Still, it’s been 27 years between Hambletonian drinks for Jim Campbell, which is also a Hambletonian record. He first raised the famed silver Revere bowl on a wedding cake base in 1995 when Tagliabue — yes, named for the former NFL commissioner — won the race. On that day, his famed brother, John Campbell, was in the sulky producing a stirring family victory since dubbed The Campbelltonian.
John Campbell, a multi-Hall of Fame in both Canada and the United States and the man that holds the career record for driver earnings at some $300 million, is now the president and CEO of the Hambletonian Society that puts on the Hambletonian.
“That’s why we race them”
The six-time Hambletonian winner beamed Saturday as he handed his younger brother and Farber the trophy.
“I’m so proud of him,” John said of Jim. “I know what he puts into it each and every year and to have a day like this, as he said, it’s a day that you don’t even dream about.
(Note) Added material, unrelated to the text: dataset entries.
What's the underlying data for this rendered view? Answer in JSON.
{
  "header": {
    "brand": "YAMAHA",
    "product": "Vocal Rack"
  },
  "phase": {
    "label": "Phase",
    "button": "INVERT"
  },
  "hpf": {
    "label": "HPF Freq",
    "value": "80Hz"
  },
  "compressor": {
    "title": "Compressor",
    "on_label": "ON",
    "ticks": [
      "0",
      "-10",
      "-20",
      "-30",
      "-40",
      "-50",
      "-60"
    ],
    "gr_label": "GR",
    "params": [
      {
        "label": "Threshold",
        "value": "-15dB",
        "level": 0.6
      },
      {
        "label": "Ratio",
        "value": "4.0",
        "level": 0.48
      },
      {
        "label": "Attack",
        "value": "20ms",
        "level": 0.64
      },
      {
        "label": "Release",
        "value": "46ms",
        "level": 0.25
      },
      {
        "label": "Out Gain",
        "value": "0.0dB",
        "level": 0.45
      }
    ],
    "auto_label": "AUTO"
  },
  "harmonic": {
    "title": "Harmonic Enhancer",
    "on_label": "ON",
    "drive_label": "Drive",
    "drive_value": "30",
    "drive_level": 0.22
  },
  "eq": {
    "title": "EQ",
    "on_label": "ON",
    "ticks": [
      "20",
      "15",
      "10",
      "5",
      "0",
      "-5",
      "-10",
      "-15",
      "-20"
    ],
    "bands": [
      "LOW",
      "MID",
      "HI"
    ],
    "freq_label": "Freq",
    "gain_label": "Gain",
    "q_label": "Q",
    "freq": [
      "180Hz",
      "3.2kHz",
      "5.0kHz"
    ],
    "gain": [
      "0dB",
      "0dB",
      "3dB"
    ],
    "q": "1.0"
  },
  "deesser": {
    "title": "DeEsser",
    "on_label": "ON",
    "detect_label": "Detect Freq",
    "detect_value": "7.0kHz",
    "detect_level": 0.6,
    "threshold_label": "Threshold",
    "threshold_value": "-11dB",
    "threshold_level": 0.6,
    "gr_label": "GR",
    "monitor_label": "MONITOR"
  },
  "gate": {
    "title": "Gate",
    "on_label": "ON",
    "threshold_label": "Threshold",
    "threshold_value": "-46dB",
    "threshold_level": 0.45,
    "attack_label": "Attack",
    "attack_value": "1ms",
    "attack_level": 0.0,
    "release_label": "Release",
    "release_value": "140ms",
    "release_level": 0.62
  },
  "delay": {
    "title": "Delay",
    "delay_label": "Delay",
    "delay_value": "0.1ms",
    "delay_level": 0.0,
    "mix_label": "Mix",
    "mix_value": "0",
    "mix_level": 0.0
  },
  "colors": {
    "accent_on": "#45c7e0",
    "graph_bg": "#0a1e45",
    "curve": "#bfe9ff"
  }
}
“He’s always been so enthusiastic and he’s such a hard worker. He always was, even as a kid he was never afraid of work and it certainly paid off for him today. It’s just wonderful to see.”
As for Cool Papa Bell shocking the world, John just smiled.
“That’s why we race them,” John said. “(Jim’s) been here before when he thought he had good chances and it didn’t work out.”
Proving that, sometimes, it’s just your day.